C’est un peu tout cela. L’ouvrage est composé comme une encyclopédie, chaque double page présentant sur un fond coloré un mot titre accompagnant une paire de seins stylisée (sauf à l’entrée « Amazone », bien sûr). Les titres déclinent des âges (« enfance », « bourgeons », « fleurir »… « croissance », « décroissance » et enfin « lignes de vie »), des états (« imperceptible », « constellations », « racines », sculpter »…), des fonctions (« nectar » »), des processus (« changer »), des bizarreries…
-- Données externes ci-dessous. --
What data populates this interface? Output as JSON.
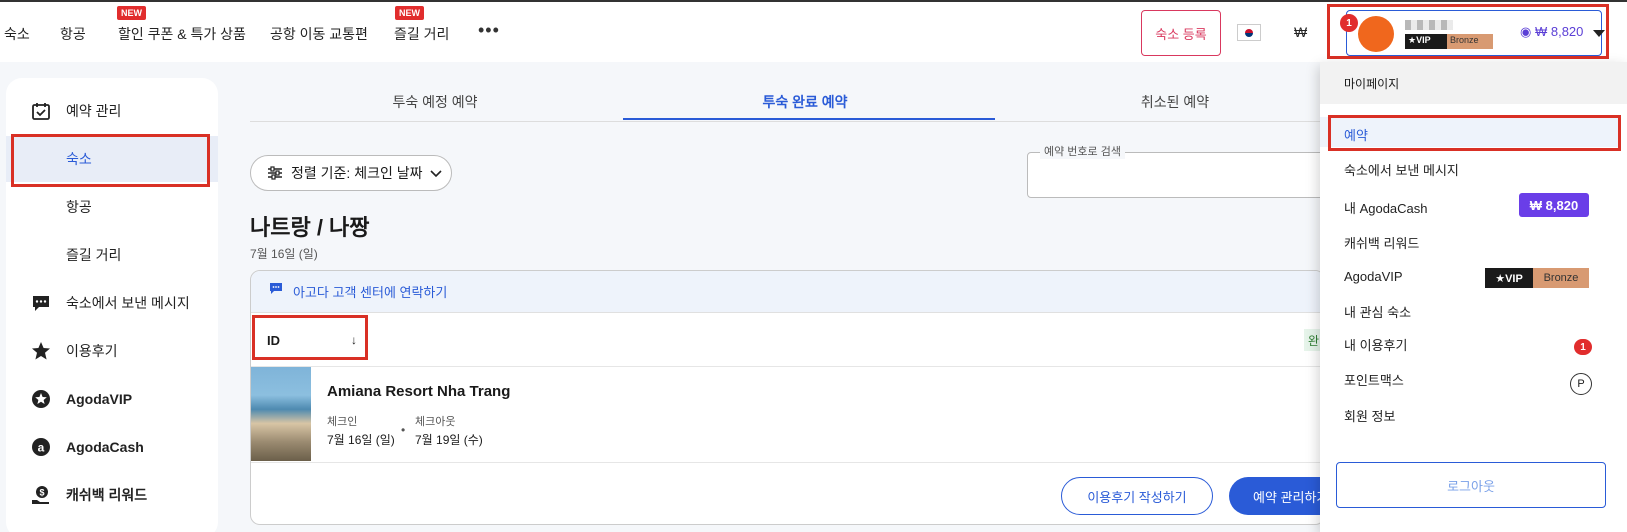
{
  "nav": {
    "items": [
      "숙소",
      "항공",
      "할인 쿠폰 & 특가 상품",
      "공항 이동 교통편",
      "즐길 거리"
    ],
    "new_badge": "NEW",
    "more": "•••",
    "register": "숙소 등록",
    "currency": "₩"
  },
  "account": {
    "notif_count": "1",
    "vip": "★VIP",
    "tier": "Bronze",
    "cash": "₩ 8,820"
  },
  "sidebar": {
    "items": [
      {
        "label": "예약 관리",
        "icon": "calendar-check-icon"
      },
      {
        "label": "숙소"
      },
      {
        "label": "항공"
      },
      {
        "label": "즐길 거리"
      },
      {
        "label": "숙소에서 보낸 메시지",
        "icon": "chat-icon"
      },
      {
        "label": "이용후기",
        "icon": "star-icon"
      },
      {
        "label": "AgodaVIP",
        "icon": "vip-star-icon"
      },
      {
        "label": "AgodaCash",
        "icon": "agodacash-icon"
      },
      {
        "label": "캐쉬백 리워드",
        "icon": "cashback-icon"
      }
    ]
  },
  "tabs": [
    "투숙 예정 예약",
    "투숙 완료 예약",
    "취소된 예약"
  ],
  "sort": {
    "label": "정렬 기준: 체크인 날짜"
  },
  "search": {
    "legend": "예약 번호로 검색"
  },
  "trip": {
    "city": "나트랑 / 나짱",
    "date": "7월 16일 (일)",
    "contact": "아고다 고객 센터에 연락하기",
    "id_label": "ID",
    "id_arrow": "↓",
    "status_partial": "완",
    "hotel": "Amiana Resort Nha Trang",
    "checkin_label": "체크인",
    "checkin_date": "7월 16일 (일)",
    "checkout_label": "체크아웃",
    "checkout_date": "7월 19일 (수)",
    "dot": "•",
    "review_btn": "이용후기 작성하기",
    "manage_btn": "예약 관리하기"
  },
  "dropdown": {
    "header": "마이페이지",
    "items": [
      "예약",
      "숙소에서 보낸 메시지",
      "내 AgodaCash",
      "캐쉬백 리워드",
      "AgodaVIP",
      "내 관심 숙소",
      "내 이용후기",
      "포인트맥스",
      "회원 정보"
    ],
    "cash": "₩ 8,820",
    "vip": "★VIP",
    "tier": "Bronze",
    "review_count": "1",
    "points_icon": "P",
    "logout": "로그아웃"
  },
  "colors": {
    "primary": "#2a5bd7",
    "highlight": "#d93025",
    "cash": "#6a3ee8"
  }
}
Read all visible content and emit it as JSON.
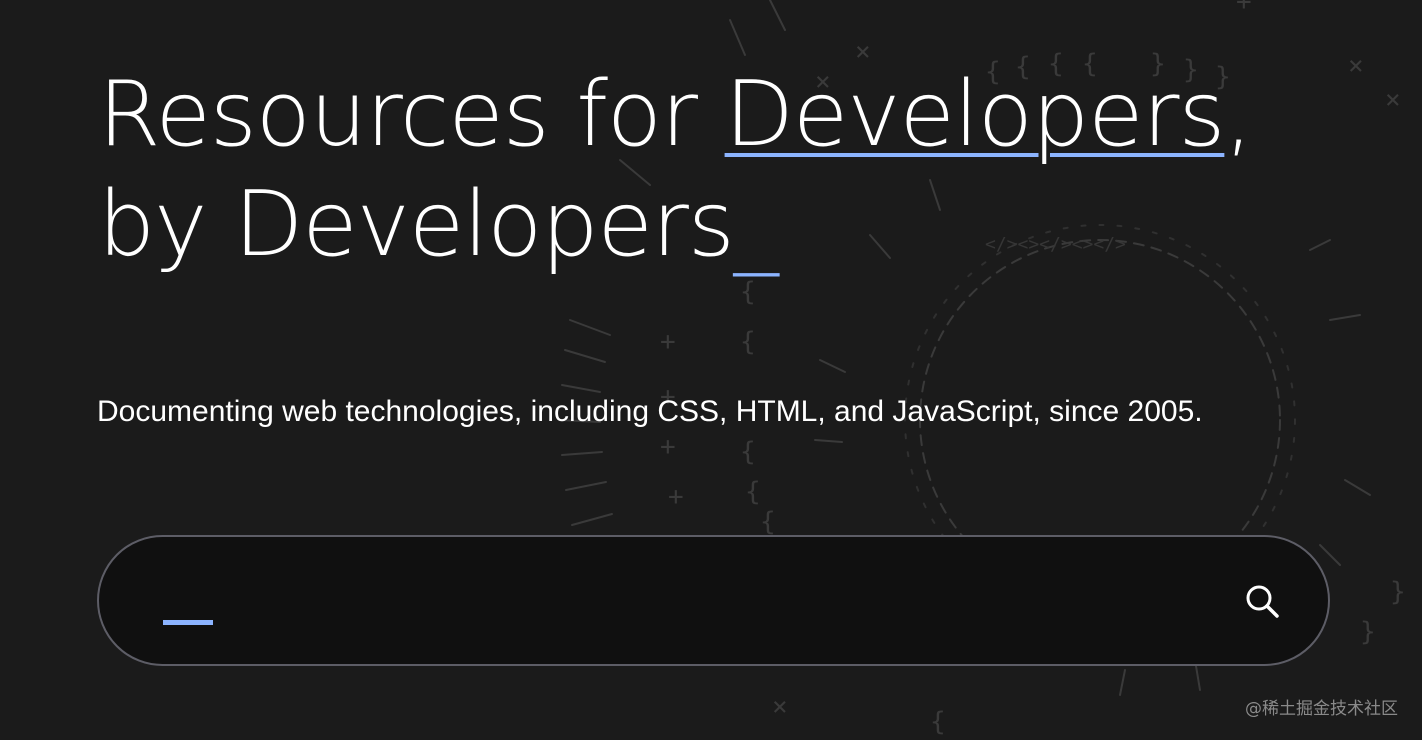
{
  "hero": {
    "title_prefix": "Resources for ",
    "title_link": "Developers",
    "title_comma": ",",
    "title_line2": "by Developers",
    "title_cursor": "_",
    "tagline": "Documenting web technologies, including CSS, HTML, and JavaScript, since 2005."
  },
  "search": {
    "value": "",
    "placeholder": "",
    "icon": "search-icon"
  },
  "watermark": {
    "text": "@稀土掘金技术社区"
  },
  "colors": {
    "background": "#1b1b1b",
    "accent": "#8cb4ff",
    "search_background": "#101010",
    "search_border": "#5d5d66",
    "text": "#ffffff"
  }
}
Avec des techniques graphiques variées (collages, insertion de matières et peinture) Marion Cocklico nous emmène dans un univers gai qui montre que chaque poitrine est différente et doit pouvoir vivre sa propre vie, loin des injonctions de la mode, comme une partie d’un corps vivant.

Une Année

Une Année
Bernadette Gervais
La Partie, 2025

Les choses de la vie

Par Anne-Marie Mercier

Parmi tous les albums qui évoquent la question du temps, et surtout de la durée (voir sur lietje Combien de temps ? de Carine Prache), celui-ci est original à plus d’un titre. Tout en étant un documentaire, il est sans paroles : c’est donc à l’enfant, sans doute guidé par un adulte, de construire son savoir. Il est guidé pas à pas pour comprendre ce que signifie l’espace d’une année, entre le gâteau d’anniversaire à trois bougies de la première page et celui qui porte une bougie en forme de quatre à la dernière.
Vingt-quatre doubles pages présentent ce défilement à travers un cadre unique, celui d’une fenêtre qui donne sur le même paysage de campagne borné par des collines et des montagnes. Devant la fenêtre, sur une table, on voit un chat, des dessins en cours d’élaboration, des fruits et des légumes pour le repas, des livres, des jouets d’enfants… Le paysage fixe varie cependant avec les saisons, comme les éléments du repas : crêpes, cerises, figues, puis mandarines. Dans le ciel, les migrateurs arrivent, puis repartent. Les arbres fleurissent, se couvrent de fruits, perdent leurs feuilles… Un parasol apparaît, un tracteur passe, un feu d’artifice éclaire le ciel nocturne, un renard passe, puis un cerf ; la brume fait place à la neige. Le chat toujours à l’intérieur fait toute sorte de mines, prend des poses, pour finir à moitié caché dans une boite au moment où Noël se prépare. Il ajoute une touche de noir et de blanc dans cet univers très coloré et une touche tantôt comique tantôt tendre à cet exposé des plaisirs et des jours.
C’est un bel album au format original, allongé comme un calendrier, qui s’appuie sur de multiples détails. Il permet de nombreux jeux de recherche et d’associations (trouver où est l’éléphant, par exemple). Avec l’adulte, l’enfant pourra nommer ce qui l’entoure à chaque étape de l’année, anticiper les moments ou se souvenir d’autres, parler en somme.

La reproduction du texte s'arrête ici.